Pressemitteilung 2002/155 vom

In Leipzig gibt es den ältesten botanischen Garten Deutschlands. Seit kurzem kann ein spezieller Apothekergarten besucht werden. Neben der Lehre von den Heilpflanzen dient er der Information und der Erholung der Bevölkerung.

Wer kennt nicht den Botanischen Garten der Universität Leipzig mit seinen neu gestalteten Gewächshäusern.
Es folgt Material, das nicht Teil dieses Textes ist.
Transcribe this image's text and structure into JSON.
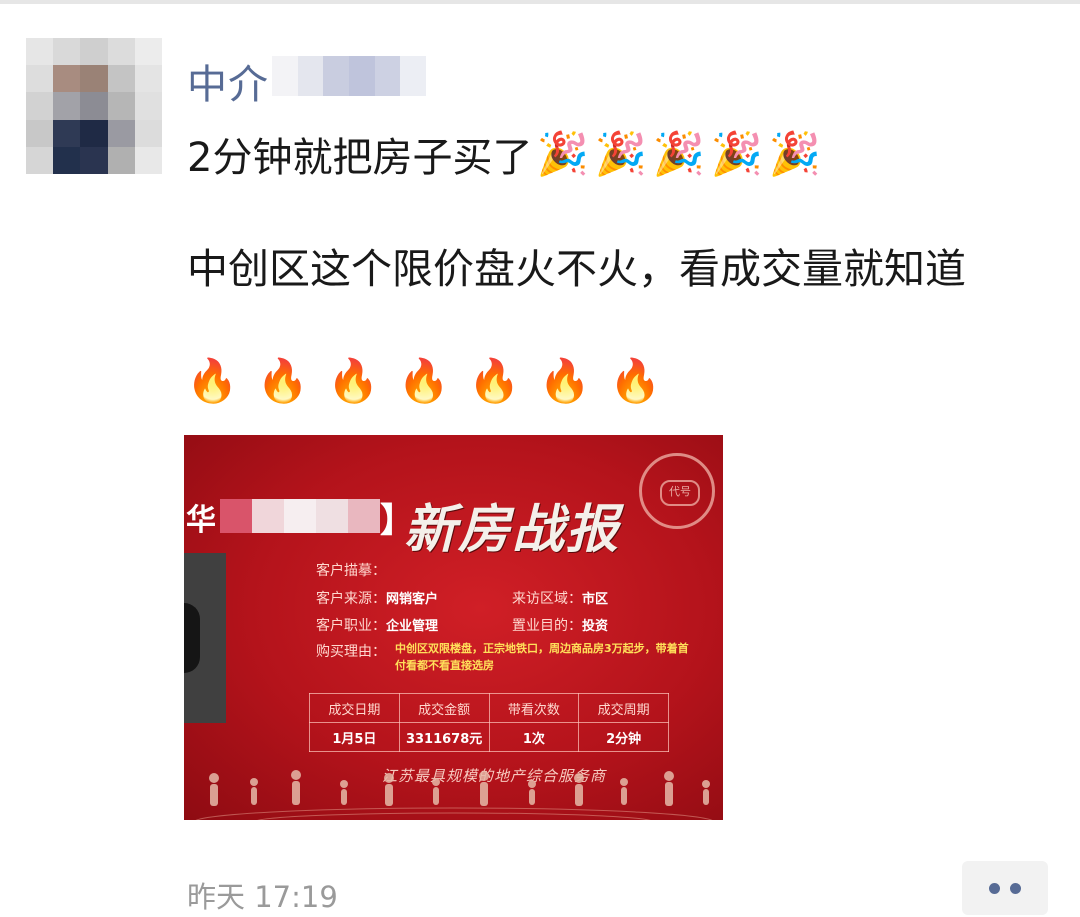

Seit etwas über einem Jahr hat er einen zweiten, kleineren Standort, der als "Apothekergarten" ausschließlich den Gewürz- und medizinisch genutzten Pflanzen gewidmet ist. Zwischen dem Botanischen Institut und der Linnéstraße liegt er verkehrsgünstig, aber dennoch ruhig am Rand des ehemaligen Neuen Johannisfriedhofs, dem heutigen Friedenspark, nahe dem historischen Haupteingang "Vor dem Hospitaltore". Malerisch umrahmt von den Bäumen des Friedhofs umfasst er eine Fläche von 3.000 m². Der Garten ist ein Gemeinschaftsprojekt der Universität Leipzig, des Grünflächenamts der Stadt Leipzig und der Madaus AG, einem Pharmaunternehmen, das auf pflanzliche Heilmittel spezialisiert ist.

Botanische Gärten wurden nach italienischem Vorbild Mitte des 16. Jahrhunderts an den Universitäten angelegt. Zwar gab es bereits von den Benediktinern und Dominikanern betriebene Klostergärten und auch private "Kräutergärten", aber die Universitätsgärten erlangten eine neue Qualität. Die Vorläufer der botanischen Gärten, die "Horti medici", dienten der Ausbildung der Medizinstudenten unmittelbar an den Pflanzen, den Simplici, die man für Heilzwecke nutzte. Auch heute sind Lehre und Forschung, vorrangig für Apotheker und Studenten der Pharmazie, Medizin und Biologie, die Grundanliegen botanischer Gärten. Sie beherbergen Versuchskulturen, die der pharmazeutischen und botanischen Forschung dienen. Gleichzeitig sind sie eine lebende Sammlung wichtiger Heilpflanzen und tragen zum Erhalt seltener und gefährdeter Pflanzen bei. Da die Gärten öffentlich sind, bieten sie für interessierte Besucher viele Informationen und haben als Platz zum Verweilen und Meditieren einen hohen Erholungswert.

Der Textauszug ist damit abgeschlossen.